There are two other significant differences between investment trusts and unit trusts. The first is that investment trusts are permitted to use gearing (i.e. to borrow money to invest) whereas unit trusts are not. If used judiciously gearing can be positive since it enhances returns to shareholders when prices are rising. On the converse it can accelerate losses when prices are falling. The second significant difference is that investment trusts tend to have lower total expense ratios than unit trusts. This difference can amount to 1% p.a. or more and is a direct drag on unit trust performance.
As a general rule we prefer investment trusts to unit trusts on the grounds that their ability to use gearing and their lower expense ratios more than compensate for any additional volatility.
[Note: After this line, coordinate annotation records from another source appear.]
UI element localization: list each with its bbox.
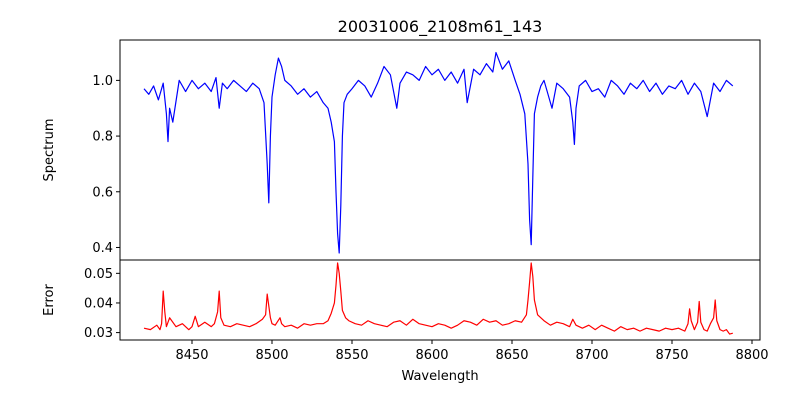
spectrum-y-tick-label: 0.6 bbox=[92, 185, 113, 200]
x-tick-label: 8600 bbox=[415, 348, 448, 363]
x-tick-label: 8500 bbox=[255, 348, 288, 363]
spectrum-line bbox=[143, 51, 734, 254]
spectrum-y-tick-label: 0.8 bbox=[92, 130, 113, 145]
x-tick-label: 8450 bbox=[175, 348, 208, 363]
error-y-tick-label: 0.03 bbox=[84, 326, 113, 341]
x-tick-label: 8650 bbox=[495, 348, 528, 363]
x-tick-label: 8550 bbox=[335, 348, 368, 363]
error-y-tick-label: 0.04 bbox=[84, 296, 113, 311]
error-y-tick-label: 0.05 bbox=[84, 267, 113, 282]
spectrum-y-tick-label: 1.0 bbox=[92, 74, 113, 89]
spectrum-y-tick-label: 0.4 bbox=[92, 241, 113, 256]
error-line bbox=[143, 262, 733, 335]
error-y-ticks: 0.03 0.04 0.05 bbox=[84, 267, 120, 341]
chart-title: 20031006_2108m61_143 bbox=[338, 17, 543, 37]
spectrum-y-axis-label: Spectrum bbox=[42, 119, 57, 182]
x-tick-label: 8700 bbox=[575, 348, 608, 363]
x-axis-label: Wavelength bbox=[401, 369, 478, 384]
error-x-ticks: 8450 8500 8550 8600 8650 8700 8750 8800 bbox=[175, 340, 769, 363]
error-plot-frame bbox=[119, 259, 761, 341]
error-y-axis-label: Error bbox=[42, 284, 57, 316]
spectrum-y-ticks: 0.4 0.6 0.8 1.0 bbox=[92, 74, 120, 256]
x-tick-label: 8750 bbox=[655, 348, 688, 363]
x-tick-label: 8800 bbox=[735, 348, 768, 363]
error-panel: 0.03 0.04 0.05 8450 8500 8550 8600 8650 8700 875… bbox=[42, 259, 769, 384]
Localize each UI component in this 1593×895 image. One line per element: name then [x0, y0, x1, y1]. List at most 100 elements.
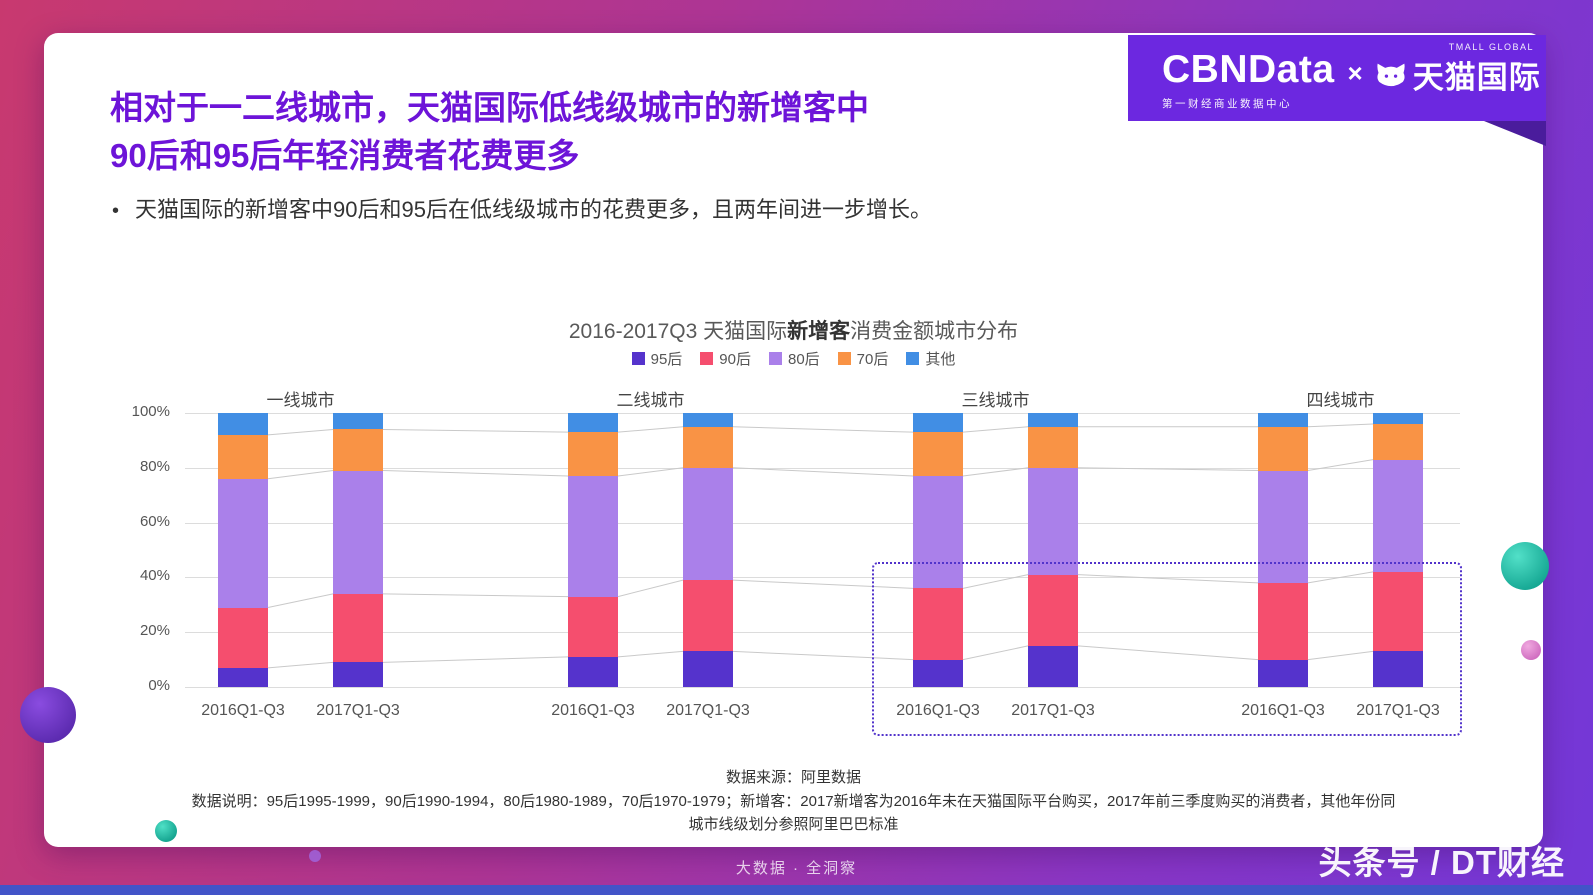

Q. What is the difference between income and capital?
A. As a broad rule of thumb we regard recurring distributions such as coupon payments on bonds or dividends from equities as being income and all other items as being capital. An income receipt from an investment should not impair that investment's capacity to produce future distributions of at least equal magnitude. This definition conforms broadly to the approach used for UK taxation purposes.
Q. What is your investment approach or strategy?
A. Please refer to the "Investment Approach" page.
Q. What is your Privacy Policy?
A. Please refer to the "Disclosures" page.